Beginning this fiscal year the city will be making its full actuarial contribution, $130 million, and will contribute a projected $155 million next year. But even without the infusion, the pension system’s funding ratio would likely improve over the next couple of years. Like all pension plans the actuarial value of the San Diego plan’s assets reflects a smoothing process that takes into account the investment performance over a five-year stretch; the beginning of the 2000'02 bear market will soon start to drop out of the calculations, meaning the plan’s financials will improve.

McCalla hopes to stick around until January 2010, when he has agreed to step down as part of a deferred retirement program that he entered in January. But forces beyond his control could accelerate that move. As a result of a proposition that city voters approved in November, a new pension board will be constituted in April, one that will be dominated by independent directors; trustees will have four- instead of six-year terms.
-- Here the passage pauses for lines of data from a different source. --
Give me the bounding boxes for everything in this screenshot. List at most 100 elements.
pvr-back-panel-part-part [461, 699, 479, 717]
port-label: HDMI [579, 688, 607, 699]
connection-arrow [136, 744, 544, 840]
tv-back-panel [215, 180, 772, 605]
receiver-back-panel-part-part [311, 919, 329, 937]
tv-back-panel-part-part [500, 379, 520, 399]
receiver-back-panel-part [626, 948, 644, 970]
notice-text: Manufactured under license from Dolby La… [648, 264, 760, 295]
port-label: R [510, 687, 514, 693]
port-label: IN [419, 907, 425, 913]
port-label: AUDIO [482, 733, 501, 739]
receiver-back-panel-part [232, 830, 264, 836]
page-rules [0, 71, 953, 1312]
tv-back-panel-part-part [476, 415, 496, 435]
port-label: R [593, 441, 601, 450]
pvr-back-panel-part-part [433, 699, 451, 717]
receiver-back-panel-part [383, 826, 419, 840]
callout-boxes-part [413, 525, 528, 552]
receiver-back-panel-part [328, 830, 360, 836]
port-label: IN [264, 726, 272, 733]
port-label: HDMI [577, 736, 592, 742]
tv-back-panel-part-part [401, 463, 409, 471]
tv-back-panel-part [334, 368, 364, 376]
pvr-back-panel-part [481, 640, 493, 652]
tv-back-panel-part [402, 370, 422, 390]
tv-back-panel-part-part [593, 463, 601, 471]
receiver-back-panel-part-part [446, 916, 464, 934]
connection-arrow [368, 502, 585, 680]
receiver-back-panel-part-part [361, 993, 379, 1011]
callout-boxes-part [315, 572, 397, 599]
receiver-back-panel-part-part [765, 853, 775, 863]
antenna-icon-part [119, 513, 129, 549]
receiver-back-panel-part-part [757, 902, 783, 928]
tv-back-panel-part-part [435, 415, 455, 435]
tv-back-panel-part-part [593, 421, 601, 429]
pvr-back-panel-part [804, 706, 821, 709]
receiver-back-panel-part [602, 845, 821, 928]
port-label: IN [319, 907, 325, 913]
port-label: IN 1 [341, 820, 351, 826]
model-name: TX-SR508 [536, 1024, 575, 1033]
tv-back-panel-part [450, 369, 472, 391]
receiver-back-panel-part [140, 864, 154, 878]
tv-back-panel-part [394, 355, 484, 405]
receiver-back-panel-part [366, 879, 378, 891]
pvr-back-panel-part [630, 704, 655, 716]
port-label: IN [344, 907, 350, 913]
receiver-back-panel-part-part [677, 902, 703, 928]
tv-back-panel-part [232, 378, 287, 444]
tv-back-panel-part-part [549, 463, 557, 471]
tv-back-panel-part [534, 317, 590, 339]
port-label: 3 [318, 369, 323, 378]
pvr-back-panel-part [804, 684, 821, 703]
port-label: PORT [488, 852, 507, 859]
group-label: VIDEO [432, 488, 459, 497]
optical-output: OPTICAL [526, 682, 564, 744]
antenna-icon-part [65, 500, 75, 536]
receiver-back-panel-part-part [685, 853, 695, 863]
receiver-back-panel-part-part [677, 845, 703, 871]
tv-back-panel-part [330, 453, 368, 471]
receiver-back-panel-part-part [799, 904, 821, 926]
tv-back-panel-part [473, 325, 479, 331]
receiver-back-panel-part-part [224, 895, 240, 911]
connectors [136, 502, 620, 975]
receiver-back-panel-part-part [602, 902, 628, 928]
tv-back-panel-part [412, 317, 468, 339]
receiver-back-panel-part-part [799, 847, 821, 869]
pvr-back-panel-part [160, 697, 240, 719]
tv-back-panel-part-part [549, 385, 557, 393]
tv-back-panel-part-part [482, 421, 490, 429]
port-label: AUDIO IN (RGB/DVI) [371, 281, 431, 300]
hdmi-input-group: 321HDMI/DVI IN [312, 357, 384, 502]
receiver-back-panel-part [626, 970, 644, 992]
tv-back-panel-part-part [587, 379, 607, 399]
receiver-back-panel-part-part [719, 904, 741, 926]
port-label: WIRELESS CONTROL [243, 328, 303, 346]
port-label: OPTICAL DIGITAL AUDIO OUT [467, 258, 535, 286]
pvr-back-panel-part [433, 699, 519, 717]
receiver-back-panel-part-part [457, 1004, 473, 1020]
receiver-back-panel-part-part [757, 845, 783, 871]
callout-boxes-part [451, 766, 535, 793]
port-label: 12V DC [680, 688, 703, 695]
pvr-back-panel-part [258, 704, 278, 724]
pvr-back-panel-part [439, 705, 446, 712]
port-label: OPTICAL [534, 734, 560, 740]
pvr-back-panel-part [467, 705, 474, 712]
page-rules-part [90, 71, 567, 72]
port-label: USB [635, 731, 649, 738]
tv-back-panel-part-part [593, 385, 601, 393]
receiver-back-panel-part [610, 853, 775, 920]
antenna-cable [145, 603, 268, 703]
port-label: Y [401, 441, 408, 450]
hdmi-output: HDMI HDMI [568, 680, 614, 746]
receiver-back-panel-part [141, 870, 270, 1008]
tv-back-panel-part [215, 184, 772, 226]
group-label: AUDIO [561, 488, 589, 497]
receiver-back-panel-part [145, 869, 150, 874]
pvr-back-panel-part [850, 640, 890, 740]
And Grissom, McCalla’s staunch supporter, is 62; he could retire in a couple of years.

Characteristically, McCalla remains unfazed by the uncertainty. But he is proud of what he has accomplished, and he wants his excellent work to be acknowledged.

“Inside the fund and among the board members, there has been sufficient recognition and appreciation of our investment program that more than offset any of the negative comments,” McCalla says. “But in the absence of that, it might be a little hard to hang around here.”